I’m getting married in July 2011, and I chose wine and peach as my colours. I want to know how best I can use these colours to make my wedding a “woaw” one.

Answer from The Wedding Expert:

Hi Josphine, and congratulations on your upcoming wedding.  Creating a WOW factor is about details, balance and lighting.

Lighting creates drama.  Lighting draws the eye to where you want it to go in a room.  Lighting can be top down, and/or bottom up.  Up Lights cost around $10 each and can add drama to an otherwise unlit area of a room.  Most Up Lights can swivel, so you can use them as “spots” to highlight a fountain or ice sculpture, for example.

Balance in the overall look of the room is important.  Balance the use of colour throughout the room, and not just in one area.  One way to create a WOW factor with your colours is to keep to white and peach, and then put in punches of the wine colour which is a darker colour.  It will draw the eye and create drama.

And as always, it is in the details.  Many brides overdo it with too much stuff, too many colours and it becomes overwhelming to the senses.  Keeping things simple, with well placed colour will draw the eye.  Candle light makes crystal, glass, and silver sparkle.  Lots of wedding candles in a low lit room will create a WOW factor as well.  Strategically placed Up Lights to highlight the occasional extravagant floral design will draw the eye.

The secret is to keep things simple and white.  Accent with colour and lighting.

Good luck and enjoy.

Angela Fiebelkorn
Wedding Planner and Consultant


How Do I Decorate With Paper Lanterns?

Question from Becky:

Hello!

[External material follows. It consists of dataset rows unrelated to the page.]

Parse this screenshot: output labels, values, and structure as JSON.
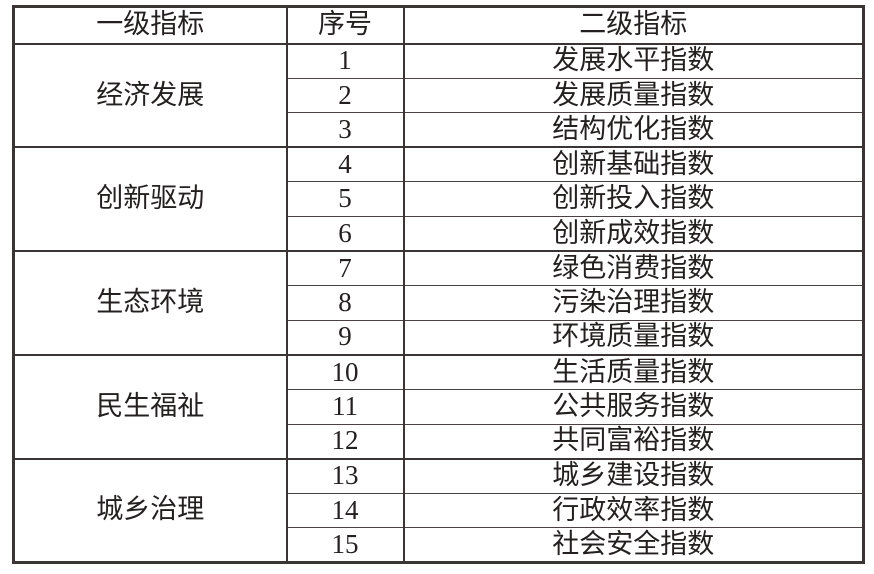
{
  "table": {
    "headers": [
      "一级指标",
      "序号",
      "二级指标"
    ],
    "groups": [
      {
        "primary": "经济发展",
        "rows": [
          {
            "no": "1",
            "secondary": "发展水平指数"
          },
          {
            "no": "2",
            "secondary": "发展质量指数"
          },
          {
            "no": "3",
            "secondary": "结构优化指数"
          }
        ]
      },
      {
        "primary": "创新驱动",
        "rows": [
          {
            "no": "4",
            "secondary": "创新基础指数"
          },
          {
            "no": "5",
            "secondary": "创新投入指数"
          },
          {
            "no": "6",
            "secondary": "创新成效指数"
          }
        ]
      },
      {
        "primary": "生态环境",
        "rows": [
          {
            "no": "7",
            "secondary": "绿色消费指数"
          },
          {
            "no": "8",
            "secondary": "污染治理指数"
          },
          {
            "no": "9",
            "secondary": "环境质量指数"
          }
        ]
      },
      {
        "primary": "民生福祉",
        "rows": [
          {
            "no": "10",
            "secondary": "生活质量指数"
          },
          {
            "no": "11",
            "secondary": "公共服务指数"
          },
          {
            "no": "12",
            "secondary": "共同富裕指数"
          }
        ]
      },
      {
        "primary": "城乡治理",
        "rows": [
          {
            "no": "13",
            "secondary": "城乡建设指数"
          },
          {
            "no": "14",
            "secondary": "行政效率指数"
          },
          {
            "no": "15",
            "secondary": "社会安全指数"
          }
        ]
      }
    ]
  },
  "colors": {
    "background": "#ffffff",
    "text": "#242020",
    "border_major": "#3b3434",
    "border_minor": "#4a4242"
  }
}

My question is about the lighting of my supper and dance. We are having a complete outdoor wedding in July of 2011. The venue we have chosen for the supper/dance is an outdoor covered pad that is about 2500 sq ft. We want to use many different shaped and sizes of white paper lanterns for lighting but are unsure of the amount we need to order. We  want them to be randomly spaced but not cluttered. How many would you suggest we order?

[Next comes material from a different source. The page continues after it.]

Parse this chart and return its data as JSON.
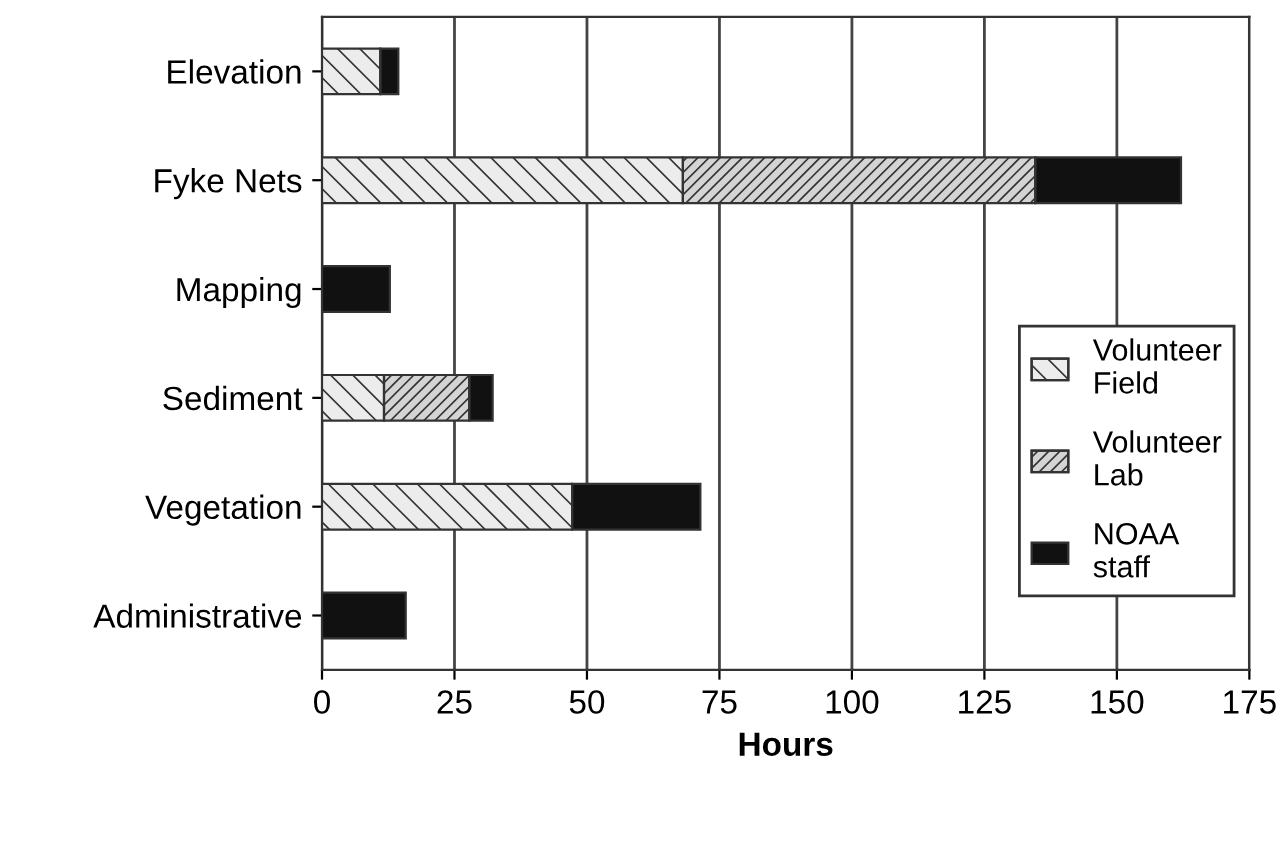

Answer from Wedding Expert Angela Fiebelkorn:

Hi Becky.  Paper lanterns are a lovely choice!  You say the space is about 2500 sq ft.  What size and style are you planning to use?  Are you planning to hang paper lanterns from the ceiling?  Are they the small type that sit on a table that you can group to create centerpieces?  How are you going to light the paper lanterns? Will you string lights up and extension cords, or are you going to just decorate the existing lights in the ceiling.  Will some lanterns be lit, and others just for decoration?

Normally you will have lights every 3 to 6 feet—it really depends upon the wattage of the bulbs.  If you are using bright lights, you can spread them out more.  If your lights are not so bright you will want more of them.  I suggest you take a good look at the venue ceiling to see what it is possible to do.  Talk to the venue people—they have seen a lot of events there and can advise you as to what has worked well in the past, and they can also tell you what hasn’t worked!  Also, there may be fire regulations in your location that they might have to follow, so speak to the venue.  They are the experts at what works at their site.  Utilize that expertise—you are paying for it!

Here is an idea:  if you have the height, you can layer different size paper lanterns one on top of the next one to create a column (or 2)  of light over each table.   Remember at night, light disappears if there is nothing to reflect off of.  Take that into consideration.  Ask to visit the site when they have it prepared for another event so you can see how they have done the lighting.  You might want to go at the end of the event to see how it looks in the dark while they are cleaning up.

As you can see I need a lot more information to answer completely, but this should get you started.  Congratulations on  your wedding!  Enjoy the process.